Он неторопливо прошёл вдоль края помоста. Остановился у моего стола, посмотрел на ведро с осевшим льдом, на чёрный сотейник, тронул пальцем доску в рубиновых разводах. Осмотр он проводил обстоятельно, как принимают крепость.
— Раньше я думал, что он наглец, который вкусно жарит мясо. Таких при любом дворе десяток. — Князь поднял с доски обрезок террина, оставшийся от нарезки, повертел на свету, разглядывая слои. — А сегодня я смотрел, как этот наглец делает золото. Из репы. Он взял самый дешёвый корень нашей земли и побил им лучшую школу Запада.
Он положил обрезок и повернулся к трибунам.

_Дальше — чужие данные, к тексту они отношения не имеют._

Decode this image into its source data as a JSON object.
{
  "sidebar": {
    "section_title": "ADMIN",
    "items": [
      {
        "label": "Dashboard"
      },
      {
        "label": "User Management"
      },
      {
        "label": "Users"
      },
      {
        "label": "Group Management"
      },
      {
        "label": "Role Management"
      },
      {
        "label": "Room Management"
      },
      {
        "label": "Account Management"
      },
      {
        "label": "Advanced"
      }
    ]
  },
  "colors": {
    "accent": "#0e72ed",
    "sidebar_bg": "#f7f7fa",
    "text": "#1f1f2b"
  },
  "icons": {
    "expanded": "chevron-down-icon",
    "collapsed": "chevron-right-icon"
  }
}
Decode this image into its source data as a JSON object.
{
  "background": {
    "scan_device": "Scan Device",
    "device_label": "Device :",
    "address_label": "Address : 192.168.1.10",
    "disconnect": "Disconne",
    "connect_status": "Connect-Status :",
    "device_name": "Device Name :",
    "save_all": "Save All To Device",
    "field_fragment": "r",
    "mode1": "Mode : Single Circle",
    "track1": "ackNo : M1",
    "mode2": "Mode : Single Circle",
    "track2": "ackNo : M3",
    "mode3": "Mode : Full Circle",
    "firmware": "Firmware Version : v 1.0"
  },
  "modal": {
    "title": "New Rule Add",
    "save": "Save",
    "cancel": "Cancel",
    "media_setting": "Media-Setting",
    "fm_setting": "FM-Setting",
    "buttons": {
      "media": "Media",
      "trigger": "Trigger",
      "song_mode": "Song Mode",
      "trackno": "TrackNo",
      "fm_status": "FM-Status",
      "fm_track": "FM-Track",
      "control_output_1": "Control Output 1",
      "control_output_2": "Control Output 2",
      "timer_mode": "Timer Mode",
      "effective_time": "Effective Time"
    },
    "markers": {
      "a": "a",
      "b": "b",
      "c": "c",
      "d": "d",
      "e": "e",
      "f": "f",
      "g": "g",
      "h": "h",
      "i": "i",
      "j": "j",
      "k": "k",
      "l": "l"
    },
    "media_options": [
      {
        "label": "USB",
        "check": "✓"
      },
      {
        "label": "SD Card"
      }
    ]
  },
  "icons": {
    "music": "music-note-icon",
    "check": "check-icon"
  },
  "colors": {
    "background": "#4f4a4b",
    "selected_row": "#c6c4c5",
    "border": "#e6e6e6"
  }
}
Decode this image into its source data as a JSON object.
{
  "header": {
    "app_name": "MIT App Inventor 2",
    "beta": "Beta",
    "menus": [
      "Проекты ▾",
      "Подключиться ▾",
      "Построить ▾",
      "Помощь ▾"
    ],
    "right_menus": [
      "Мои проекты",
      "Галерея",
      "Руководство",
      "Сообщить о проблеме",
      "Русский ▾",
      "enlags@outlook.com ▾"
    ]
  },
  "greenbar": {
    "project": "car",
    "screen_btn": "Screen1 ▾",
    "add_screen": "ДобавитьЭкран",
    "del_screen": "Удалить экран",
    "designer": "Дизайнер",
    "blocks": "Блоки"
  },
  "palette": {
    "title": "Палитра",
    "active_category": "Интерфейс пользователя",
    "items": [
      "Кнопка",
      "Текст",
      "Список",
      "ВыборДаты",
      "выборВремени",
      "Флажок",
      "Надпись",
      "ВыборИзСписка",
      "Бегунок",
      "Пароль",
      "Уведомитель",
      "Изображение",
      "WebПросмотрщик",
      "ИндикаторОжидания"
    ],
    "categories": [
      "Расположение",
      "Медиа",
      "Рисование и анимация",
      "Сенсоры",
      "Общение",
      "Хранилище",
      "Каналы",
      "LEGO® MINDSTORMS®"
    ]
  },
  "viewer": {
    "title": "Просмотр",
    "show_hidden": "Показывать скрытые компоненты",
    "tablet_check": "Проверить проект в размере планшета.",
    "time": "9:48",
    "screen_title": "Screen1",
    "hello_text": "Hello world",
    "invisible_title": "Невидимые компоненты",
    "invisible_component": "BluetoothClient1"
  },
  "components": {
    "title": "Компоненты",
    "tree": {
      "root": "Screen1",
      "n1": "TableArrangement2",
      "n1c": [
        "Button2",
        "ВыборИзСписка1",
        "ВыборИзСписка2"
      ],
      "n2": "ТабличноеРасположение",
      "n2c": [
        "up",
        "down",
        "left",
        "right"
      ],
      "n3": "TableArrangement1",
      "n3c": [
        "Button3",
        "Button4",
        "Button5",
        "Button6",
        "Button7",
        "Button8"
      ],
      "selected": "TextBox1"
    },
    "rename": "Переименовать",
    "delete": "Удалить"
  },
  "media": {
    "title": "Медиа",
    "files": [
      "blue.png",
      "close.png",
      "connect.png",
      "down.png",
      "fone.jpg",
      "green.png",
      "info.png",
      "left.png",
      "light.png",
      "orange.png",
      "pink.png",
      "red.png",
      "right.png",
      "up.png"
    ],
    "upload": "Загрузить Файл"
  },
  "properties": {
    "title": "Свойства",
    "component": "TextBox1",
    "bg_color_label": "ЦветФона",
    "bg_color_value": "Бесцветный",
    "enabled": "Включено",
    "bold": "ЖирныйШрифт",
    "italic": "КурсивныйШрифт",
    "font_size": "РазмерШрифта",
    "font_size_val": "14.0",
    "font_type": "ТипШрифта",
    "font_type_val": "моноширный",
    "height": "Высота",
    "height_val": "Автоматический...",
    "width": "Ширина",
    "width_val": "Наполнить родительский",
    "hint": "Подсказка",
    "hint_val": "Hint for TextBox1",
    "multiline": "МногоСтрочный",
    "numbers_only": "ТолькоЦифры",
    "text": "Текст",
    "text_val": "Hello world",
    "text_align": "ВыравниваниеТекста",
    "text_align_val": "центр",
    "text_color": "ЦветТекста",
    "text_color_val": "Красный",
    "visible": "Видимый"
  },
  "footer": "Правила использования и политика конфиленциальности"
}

— А теперь думайте вместе со мной. Если один человек делает такое на одной кухне, что будет, если дать ему весь Север?
По ярусам пошёл шорох. В ложе Совета Вершинин перестал улыбаться и подался вперёд. Мстислав медленно выпрямлялся. Оболенский смотрел на своего государя с лицом человека, который знает текст заранее и следит только за исполнением.
А я почувствовал, как под рёбрами у меня начинает разгораться нехороший весёлый огонёк. Вторая карта шла на стол. Я даже знал, какая, мы её вместе рисовали в трясущейся карете. Я не знал только, что он выложит её здесь.
— Северу нужны мечи, — сказал Всеволод. — Мечей у меня довольно. Но мечами сыт не будешь, а голодная земля не держит никаких мечей. Это я понял недавно. — Он сделал паузу, ровно такую, чтобы каждый успел спросить себя, когда именно Князь это понял и что с ним случилось. — Поэтому слушайте мою волю. Созываю Большой Совет в столице. Все рода, все, кто носит боярское имя должны на него прибыть. Первый раз за двадцать лет.
Арена зашепталась. Галёрка притихла, зато нижние ряды пришли в движение. Большой Совет не созывали два десятилетия, и каждый боярин понимал, что такие вещи не объявляют ради застолья.
— Совет будет решать, как Северу жить дальше. Торговля, мануфактуры, войсковой припас, хлеб. — Всеволод, тем временем, продолжил. — И отвечать за продовольствие Севера на этом Совете будет человек, которого я туда вызываю. Государев человек, с моим словом и моей печатью.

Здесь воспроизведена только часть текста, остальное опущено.